Question

Let A =R -{3} and B=R -{1}. Consider the function $f:A\to B$ defined by $f\left(x\right)=\left(\frac{x-2}{x-3}\right)$ is f one-one and onto? Justify your answer.

Answer 1

Here, A=R-{3},B=R-{1}
and $f:A\to B$ is defined as $f\left(x\right)=\left(\frac{x-2}{x-3}\right)$
Let $x,y\in A$ such that f(x)=f(y)
$\Rightarrow \frac{x-2}{x-3}=\frac{y-2}{y-3}\Rightarrow (x-2)(y-3)=(y-2)(x-3)$
$\Rightarrow xy-3x-2y+6=xy-3y-2x+6\Rightarrow -3x-2y=-3y-2x\Rightarrow 3x-2x=3y-2y\Rightarrow x=y$
Therefore, f is one-one.
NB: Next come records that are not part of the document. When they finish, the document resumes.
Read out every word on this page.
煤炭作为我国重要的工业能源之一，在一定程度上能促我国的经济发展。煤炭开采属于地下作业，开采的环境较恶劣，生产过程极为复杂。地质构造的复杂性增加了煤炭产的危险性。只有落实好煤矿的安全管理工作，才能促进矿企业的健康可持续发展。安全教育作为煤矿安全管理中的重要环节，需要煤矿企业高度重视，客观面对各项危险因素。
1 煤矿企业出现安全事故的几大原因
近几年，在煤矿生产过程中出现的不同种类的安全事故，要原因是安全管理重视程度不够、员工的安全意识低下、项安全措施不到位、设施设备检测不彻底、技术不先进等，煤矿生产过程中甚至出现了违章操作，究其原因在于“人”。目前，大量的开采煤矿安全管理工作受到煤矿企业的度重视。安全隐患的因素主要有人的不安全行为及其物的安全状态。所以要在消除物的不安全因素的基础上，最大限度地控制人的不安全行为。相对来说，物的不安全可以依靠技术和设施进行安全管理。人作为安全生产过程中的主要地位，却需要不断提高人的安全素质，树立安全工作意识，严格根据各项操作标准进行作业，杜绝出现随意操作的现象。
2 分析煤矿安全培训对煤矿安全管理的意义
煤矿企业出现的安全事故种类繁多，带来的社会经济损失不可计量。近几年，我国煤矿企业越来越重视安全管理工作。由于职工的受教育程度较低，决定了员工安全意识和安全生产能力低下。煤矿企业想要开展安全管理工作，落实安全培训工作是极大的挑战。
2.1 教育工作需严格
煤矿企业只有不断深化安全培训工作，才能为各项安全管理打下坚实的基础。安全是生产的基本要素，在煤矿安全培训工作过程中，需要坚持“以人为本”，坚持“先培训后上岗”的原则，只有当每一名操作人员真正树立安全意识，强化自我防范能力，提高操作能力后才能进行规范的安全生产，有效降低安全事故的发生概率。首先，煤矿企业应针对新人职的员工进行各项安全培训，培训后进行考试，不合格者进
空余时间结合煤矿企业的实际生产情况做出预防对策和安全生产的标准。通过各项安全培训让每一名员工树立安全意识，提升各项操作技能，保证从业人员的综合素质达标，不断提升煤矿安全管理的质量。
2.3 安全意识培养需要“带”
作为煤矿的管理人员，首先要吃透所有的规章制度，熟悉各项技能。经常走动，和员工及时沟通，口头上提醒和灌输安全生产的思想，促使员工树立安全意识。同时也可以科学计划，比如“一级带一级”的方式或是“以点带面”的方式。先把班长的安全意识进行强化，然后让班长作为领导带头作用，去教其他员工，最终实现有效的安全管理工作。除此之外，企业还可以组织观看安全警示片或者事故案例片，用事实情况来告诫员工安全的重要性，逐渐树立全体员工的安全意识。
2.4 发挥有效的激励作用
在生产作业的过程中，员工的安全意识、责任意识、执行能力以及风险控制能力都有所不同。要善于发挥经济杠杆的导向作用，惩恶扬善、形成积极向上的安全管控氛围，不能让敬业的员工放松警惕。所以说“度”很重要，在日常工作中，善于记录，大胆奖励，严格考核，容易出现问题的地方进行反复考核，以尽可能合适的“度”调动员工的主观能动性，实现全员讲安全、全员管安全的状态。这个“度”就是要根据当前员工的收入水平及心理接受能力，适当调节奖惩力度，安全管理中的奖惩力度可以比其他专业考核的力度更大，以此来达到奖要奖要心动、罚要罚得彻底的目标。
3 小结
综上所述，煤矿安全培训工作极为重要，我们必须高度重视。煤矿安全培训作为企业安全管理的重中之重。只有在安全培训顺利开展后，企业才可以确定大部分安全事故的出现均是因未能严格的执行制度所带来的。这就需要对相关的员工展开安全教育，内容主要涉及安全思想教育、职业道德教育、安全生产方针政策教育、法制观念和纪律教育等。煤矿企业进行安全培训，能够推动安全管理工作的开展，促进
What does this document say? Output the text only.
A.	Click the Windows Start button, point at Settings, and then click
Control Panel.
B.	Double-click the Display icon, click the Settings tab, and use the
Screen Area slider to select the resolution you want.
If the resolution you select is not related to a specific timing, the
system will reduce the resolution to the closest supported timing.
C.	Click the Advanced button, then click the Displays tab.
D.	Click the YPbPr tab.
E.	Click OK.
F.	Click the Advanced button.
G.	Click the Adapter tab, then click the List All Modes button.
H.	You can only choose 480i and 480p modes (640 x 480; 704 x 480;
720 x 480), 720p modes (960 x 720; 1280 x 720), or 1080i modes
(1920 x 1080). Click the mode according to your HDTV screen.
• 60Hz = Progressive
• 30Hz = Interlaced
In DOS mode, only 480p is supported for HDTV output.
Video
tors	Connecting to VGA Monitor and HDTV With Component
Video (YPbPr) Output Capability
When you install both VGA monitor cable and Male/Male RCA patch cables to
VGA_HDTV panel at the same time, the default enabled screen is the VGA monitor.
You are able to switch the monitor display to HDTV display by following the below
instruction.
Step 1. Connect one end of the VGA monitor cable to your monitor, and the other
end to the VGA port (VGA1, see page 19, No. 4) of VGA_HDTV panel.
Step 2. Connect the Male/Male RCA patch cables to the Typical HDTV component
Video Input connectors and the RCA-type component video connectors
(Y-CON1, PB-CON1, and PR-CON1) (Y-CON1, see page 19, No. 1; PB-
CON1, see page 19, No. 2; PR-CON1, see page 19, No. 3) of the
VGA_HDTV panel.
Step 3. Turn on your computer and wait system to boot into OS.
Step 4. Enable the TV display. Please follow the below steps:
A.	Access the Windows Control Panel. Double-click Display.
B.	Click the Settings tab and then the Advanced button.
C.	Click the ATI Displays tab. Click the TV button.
Let $y\in B$ =R -{1}.Then, $y\ne 1$
The function f is onto if there exists x in A such that f(x)=y.
Now, f(x)=y.
$\Rightarrow \frac{x-2}{x-3}=y\Rightarrow x-2=xy-3y\Rightarrow x(1-y)=-3y+2\Rightarrow x=\frac{2-3y}{1-y}\in A[y\ne 1]$
Thus, for any $y\in B$, there exists $\frac{2-3y}{1-y}\in A$ such that

$f\left(\frac{2-3y}{1-y}\right)=\frac{\left(\frac{2-3y}{1-y}\right)-2}{\left(\frac{2-3y}{1-y}\right)-3}=\frac{2-3y-2+2y}{2-3y-3+3y}=\frac{-y}{-1}=y$
Therefore, f is onto. Hence, function f is one-one and onto.